Поздней осенью, когда зима уже начала заявлять о своих правах первым робким снежком, стойбище осейджикау было поднято по тревоге дозорными уханьем сипухи, условным сигналом, который означал нападение бледнолицых. Бледнолицые уже не раз пытались вытеснить индейцев с их земель, но пока Военному Союзу племён удавалось успешно отражать их атаки. Странность была в том, что обычно активность бледнолицые проявляли летом, когда большинство мужчин занимались охотой вдали от стойбищ, где тогда оставались менее защищённые женщины, старики и дети. Нападение зимой было впервые.

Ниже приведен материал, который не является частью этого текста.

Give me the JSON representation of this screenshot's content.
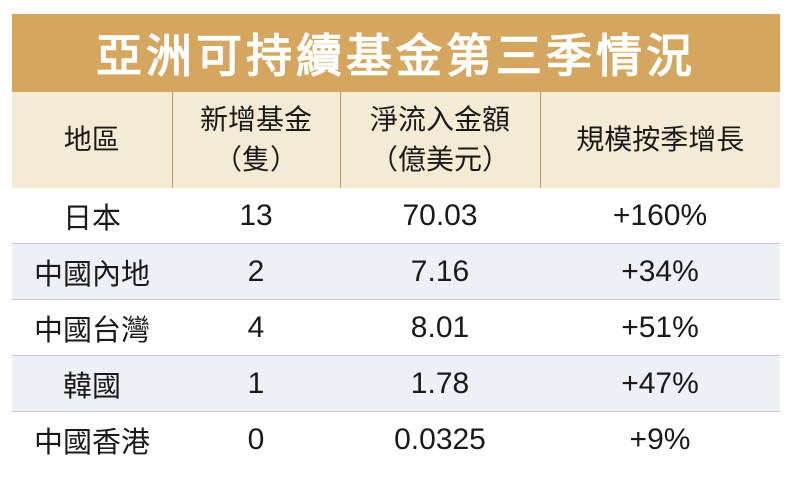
{
  "title": "亞洲可持續基金第三季情況",
  "headers": [
    {
      "line1": "地區",
      "line2": ""
    },
    {
      "line1": "新增基金",
      "line2": "（隻）"
    },
    {
      "line1": "淨流入金額",
      "line2": "（億美元）"
    },
    {
      "line1": "規模按季增長",
      "line2": ""
    }
  ],
  "rows": [
    {
      "region": "日本",
      "new_funds": "13",
      "net_inflow": "70.03",
      "growth": "+160%"
    },
    {
      "region": "中國內地",
      "new_funds": "2",
      "net_inflow": "7.16",
      "growth": "+34%"
    },
    {
      "region": "中國台灣",
      "new_funds": "4",
      "net_inflow": "8.01",
      "growth": "+51%"
    },
    {
      "region": "韓國",
      "new_funds": "1",
      "net_inflow": "1.78",
      "growth": "+47%"
    },
    {
      "region": "中國香港",
      "new_funds": "0",
      "net_inflow": "0.0325",
      "growth": "+9%"
    }
  ],
  "colors": {
    "title_bg": "#d4a660",
    "header_bg": "#f5ead3",
    "alt_row_bg": "#eff0f6"
  }
}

Небольшой отряд во главе с Сунаккахко выскочил для разведки, а ОхитекаКотахира остался руководить организацией обороны стойбища. Но тревога оказалось ложной. Вскоре разведчики вернулись и скинули около центрального костра большой свёрток. Судя по торчащим из него волосам, в свёртке находилась девушка – очередной подарок ОхитекаКотахира. А вот уж в качестве кого она ему предназначалась – невесты или рабыни, предстояло выяснить.

Сунаккахко спрыгнул с коня и, с усмешкой глядя на холодную маску, застывшую на лице Охитека, (вот, уж, будет новый повод для веселых подколок друга, когда они всемером опять соберутся вместе!) потянул за край свёртка. Под ноги вождя из свёртка выкатилась девушка.

Нэпэйшни застыл деревянным истуканом, не в силах оторвать взгляда от этого чуда. Девушка была абсолютно голой. Её белоснежная кожа светилась в темноте лунным мерцающим светом, а в длинных лохматых волосах плясал огонь костра, из-за чего они казались кроваво-красными. Такой же огонь полыхал в белках её глаз. Заворожённый её красотой, Нэпэйшни не видел направленного прямо на него дула пистолета, пляшущего в её дрожащих руках.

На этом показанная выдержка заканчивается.